While teachers’ unions have embraced what they say was much-needed leadership from the president after the Trump administration left educators worried about their heath and without adequate protection, they also acknowledge that Biden’s goal has put pressure on the unions to deliver.

“Has it made it harder, you know, on everyone to have an ambitious, bold goal for the American people? Of course,” Weingarten said, adding that she gives Biden "credit for wanting to help families get to a sense of hope.”

Part of what's contributing to the confusion, according to National Education Association President Becky Pringle, is that there's no one-size-fits-all program that schools can implement to meet Centers for Disease Control and Prevention guidelines on how to safely reopen. She said she felt that's what was guiding the Biden administration's now-discarded one-day-a-week standard for reopening.

“It was an acknowledgment that every school has different challenges in meeting those guidelines," Pringle said, noting that implementing social distancing guidelines, for example, would be a different challenge in crowded urban schools than it would be in more sparsely attended rural schools.”

Another challenge for Biden in getting teachers and students fully back to in-person learning is the question of vaccinations for teachers, where the administration's message has been muddled.

While Biden said Tuesday that teachers should move up in priority for getting vaccinated, White House press secretary Jen Psaki clarified his stance on Wednesday, saying that while teachers should be a priority, vaccinating teachers was just a recommendation and not required for schools to reopen.

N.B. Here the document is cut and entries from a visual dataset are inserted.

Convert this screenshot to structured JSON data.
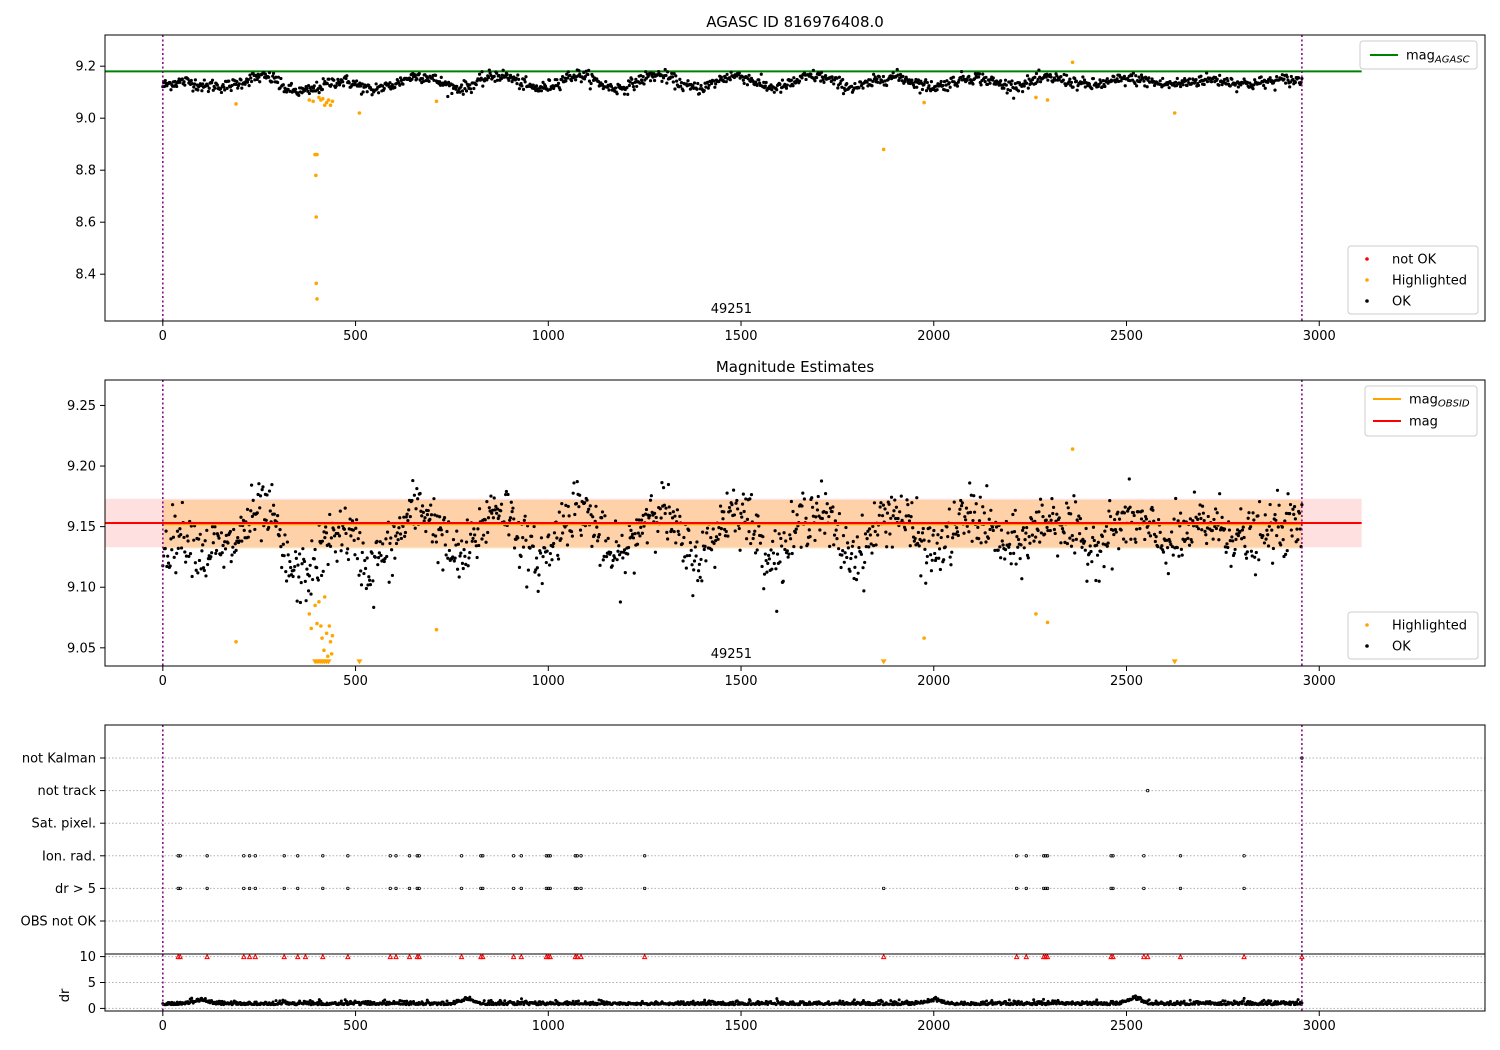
{
  "chart_data": [
    {
      "type": "scatter",
      "title": "AGASC ID 816976408.0",
      "xlabel": "",
      "ylabel": "",
      "xlim": [
        -150,
        3430
      ],
      "ylim": [
        8.22,
        9.32
      ],
      "xticks": [
        0,
        500,
        1000,
        1500,
        2000,
        2500,
        3000
      ],
      "yticks": [
        8.4,
        8.6,
        8.8,
        9.0,
        9.2
      ],
      "ytick_labels": [
        "8.4",
        "8.6",
        "8.8",
        "9.0",
        "9.2"
      ],
      "obsid_lines_x": [
        0,
        2955
      ],
      "obsid_annotation": {
        "text": "49251",
        "x": 1475
      },
      "mag_agasc": 9.18,
      "mag_agasc_line_x": [
        -150,
        3110
      ],
      "legend_top": [
        {
          "label_main": "mag",
          "label_sub": "AGASC",
          "color": "#008000",
          "kind": "line"
        }
      ],
      "legend_bottom": [
        {
          "label": "not OK",
          "color": "#ff0000"
        },
        {
          "label": "Highlighted",
          "color": "#ffa500"
        },
        {
          "label": "OK",
          "color": "#000000"
        }
      ],
      "series": [
        {
          "name": "OK",
          "color": "#000000",
          "baseline": 9.14,
          "wave_amplitude": 0.025,
          "wave_period": 205,
          "scatter": 0.012,
          "n_points": 1400
        },
        {
          "name": "Highlighted",
          "color": "#ffa500",
          "points": [
            [
              190,
              9.055
            ],
            [
              380,
              9.07
            ],
            [
              390,
              9.065
            ],
            [
              395,
              8.86
            ],
            [
              397,
              8.78
            ],
            [
              400,
              8.86
            ],
            [
              398,
              8.62
            ],
            [
              398,
              8.365
            ],
            [
              400,
              8.305
            ],
            [
              405,
              9.08
            ],
            [
              410,
              9.07
            ],
            [
              415,
              9.075
            ],
            [
              420,
              9.05
            ],
            [
              425,
              9.06
            ],
            [
              430,
              9.07
            ],
            [
              435,
              9.05
            ],
            [
              440,
              9.065
            ],
            [
              510,
              9.02
            ],
            [
              710,
              9.065
            ],
            [
              1870,
              8.88
            ],
            [
              1975,
              9.06
            ],
            [
              2265,
              9.08
            ],
            [
              2295,
              9.07
            ],
            [
              2360,
              9.215
            ],
            [
              2625,
              9.02
            ]
          ]
        }
      ]
    },
    {
      "type": "scatter",
      "title": "Magnitude Estimates",
      "xlabel": "",
      "ylabel": "",
      "xlim": [
        -150,
        3430
      ],
      "ylim": [
        9.035,
        9.271
      ],
      "xticks": [
        0,
        500,
        1000,
        1500,
        2000,
        2500,
        3000
      ],
      "yticks": [
        9.05,
        9.1,
        9.15,
        9.2,
        9.25
      ],
      "ytick_labels": [
        "9.05",
        "9.10",
        "9.15",
        "9.20",
        "9.25"
      ],
      "obsid_lines_x": [
        0,
        2955
      ],
      "obsid_annotation": {
        "text": "49251",
        "x": 1475
      },
      "mag": 9.153,
      "mag_band": [
        9.133,
        9.173
      ],
      "mag_band_x": [
        -150,
        3110
      ],
      "mag_obsid": 9.152,
      "mag_obsid_band": [
        9.132,
        9.172
      ],
      "mag_obsid_x": [
        0,
        2955
      ],
      "legend_top": [
        {
          "label_main": "mag",
          "label_sub": "OBSID",
          "color": "#ffa500",
          "kind": "line"
        },
        {
          "label_main": "mag",
          "label_sub": "",
          "color": "#ff0000",
          "kind": "line"
        }
      ],
      "legend_bottom": [
        {
          "label": "Highlighted",
          "color": "#ffa500"
        },
        {
          "label": "OK",
          "color": "#000000"
        }
      ],
      "series": [
        {
          "name": "OK",
          "color": "#000000",
          "baseline": 9.145,
          "wave_amplitude": 0.022,
          "wave_period": 205,
          "scatter": 0.012,
          "n_points": 1400
        },
        {
          "name": "Highlighted",
          "color": "#ffa500",
          "points": [
            [
              190,
              9.055
            ],
            [
              380,
              9.078
            ],
            [
              385,
              9.066
            ],
            [
              395,
              9.085
            ],
            [
              400,
              9.07
            ],
            [
              405,
              9.088
            ],
            [
              410,
              9.068
            ],
            [
              413,
              9.058
            ],
            [
              418,
              9.048
            ],
            [
              420,
              9.092
            ],
            [
              425,
              9.062
            ],
            [
              428,
              9.043
            ],
            [
              432,
              9.068
            ],
            [
              435,
              9.055
            ],
            [
              438,
              9.045
            ],
            [
              440,
              9.06
            ],
            [
              710,
              9.065
            ],
            [
              1975,
              9.058
            ],
            [
              2265,
              9.078
            ],
            [
              2295,
              9.071
            ],
            [
              2360,
              9.214
            ]
          ]
        },
        {
          "name": "Highlighted (off scale)",
          "color": "#ffa500",
          "marker": "triangle-down",
          "points": [
            [
              395,
              9.038
            ],
            [
              400,
              9.038
            ],
            [
              405,
              9.038
            ],
            [
              410,
              9.038
            ],
            [
              415,
              9.038
            ],
            [
              420,
              9.038
            ],
            [
              425,
              9.038
            ],
            [
              430,
              9.038
            ],
            [
              510,
              9.038
            ],
            [
              1870,
              9.038
            ],
            [
              2625,
              9.038
            ]
          ]
        }
      ]
    },
    {
      "type": "scatter",
      "title": "",
      "xlim": [
        -150,
        3430
      ],
      "xticks": [
        0,
        500,
        1000,
        1500,
        2000,
        2500,
        3000
      ],
      "flag_labels": [
        "not Kalman",
        "not track",
        "Sat. pixel.",
        "Ion. rad.",
        "dr > 5",
        "OBS not OK"
      ],
      "obsid_lines_x": [
        0,
        2955
      ],
      "flag_points": {
        "not Kalman": [
          2955
        ],
        "not track": [
          2555
        ],
        "Sat. pixel.": [],
        "Ion. rad.": [
          40,
          45,
          115,
          210,
          225,
          240,
          315,
          350,
          415,
          480,
          590,
          605,
          640,
          660,
          665,
          775,
          825,
          830,
          910,
          930,
          995,
          1000,
          1005,
          1070,
          1075,
          1085,
          1250,
          2215,
          2240,
          2285,
          2290,
          2295,
          2460,
          2465,
          2545,
          2640,
          2805
        ],
        "dr > 5": [
          40,
          45,
          115,
          210,
          225,
          240,
          315,
          350,
          415,
          480,
          590,
          605,
          640,
          660,
          665,
          775,
          825,
          830,
          910,
          930,
          995,
          1000,
          1005,
          1070,
          1075,
          1085,
          1250,
          1870,
          2215,
          2240,
          2285,
          2290,
          2295,
          2460,
          2465,
          2545,
          2640,
          2805
        ],
        "OBS not OK": []
      },
      "dr_panel": {
        "ylabel": "dr",
        "ylim": [
          -0.5,
          10.5
        ],
        "yticks": [
          0,
          5,
          10
        ],
        "ytick_labels": [
          "0",
          "5",
          "10"
        ],
        "threshold": 10,
        "baseline": 0.7,
        "bump_points": [
          [
            790,
            1.8
          ],
          [
            2520,
            2.0
          ],
          [
            2000,
            1.6
          ],
          [
            100,
            1.5
          ]
        ],
        "red_marker_x": [
          40,
          45,
          115,
          210,
          225,
          240,
          315,
          350,
          370,
          415,
          480,
          590,
          605,
          640,
          660,
          665,
          775,
          825,
          830,
          910,
          930,
          995,
          1000,
          1005,
          1070,
          1075,
          1085,
          1250,
          1870,
          2215,
          2240,
          2285,
          2290,
          2295,
          2460,
          2465,
          2545,
          2555,
          2640,
          2805,
          2955
        ]
      }
    }
  ]
}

And Dr. Anthony Fauci, the administration's top infectious disease expert, said it would be “non-workable” for every teacher to get vaccinated before schools reopen.

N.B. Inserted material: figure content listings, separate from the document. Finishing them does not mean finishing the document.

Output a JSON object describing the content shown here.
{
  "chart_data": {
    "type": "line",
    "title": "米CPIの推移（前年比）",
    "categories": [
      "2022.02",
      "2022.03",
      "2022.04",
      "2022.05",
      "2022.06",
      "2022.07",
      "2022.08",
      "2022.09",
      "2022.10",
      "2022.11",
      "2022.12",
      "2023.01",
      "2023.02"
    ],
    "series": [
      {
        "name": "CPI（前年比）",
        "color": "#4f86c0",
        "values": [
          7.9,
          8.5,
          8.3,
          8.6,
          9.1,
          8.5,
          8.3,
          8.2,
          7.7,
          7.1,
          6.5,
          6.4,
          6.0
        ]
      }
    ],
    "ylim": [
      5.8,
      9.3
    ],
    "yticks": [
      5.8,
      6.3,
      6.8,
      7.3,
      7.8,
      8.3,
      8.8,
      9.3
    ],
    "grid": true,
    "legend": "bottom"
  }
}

Domenech said the comments from the administration are certain to be met with frustration from teachers.

“To say that vaccination should not be a prerequisite, I think that sets up an unnecessary issue," he said.

And with his 100-day goal for schools, Biden is taking responsibility for something that he cannot ultimately control.

Even if school districts receive the money they need to quickly implement changes, the decision on whether to reopen is left up to teachers’ unions and local officials, and is made on an individual basis across the nation’s more than 13,500 school districts.

Psaki acknowledged that during a briefing Wednesday, declaring that while the federal government can help with money and guidelines on how to safely reopen, “this is going to be up to local schools and school districts.”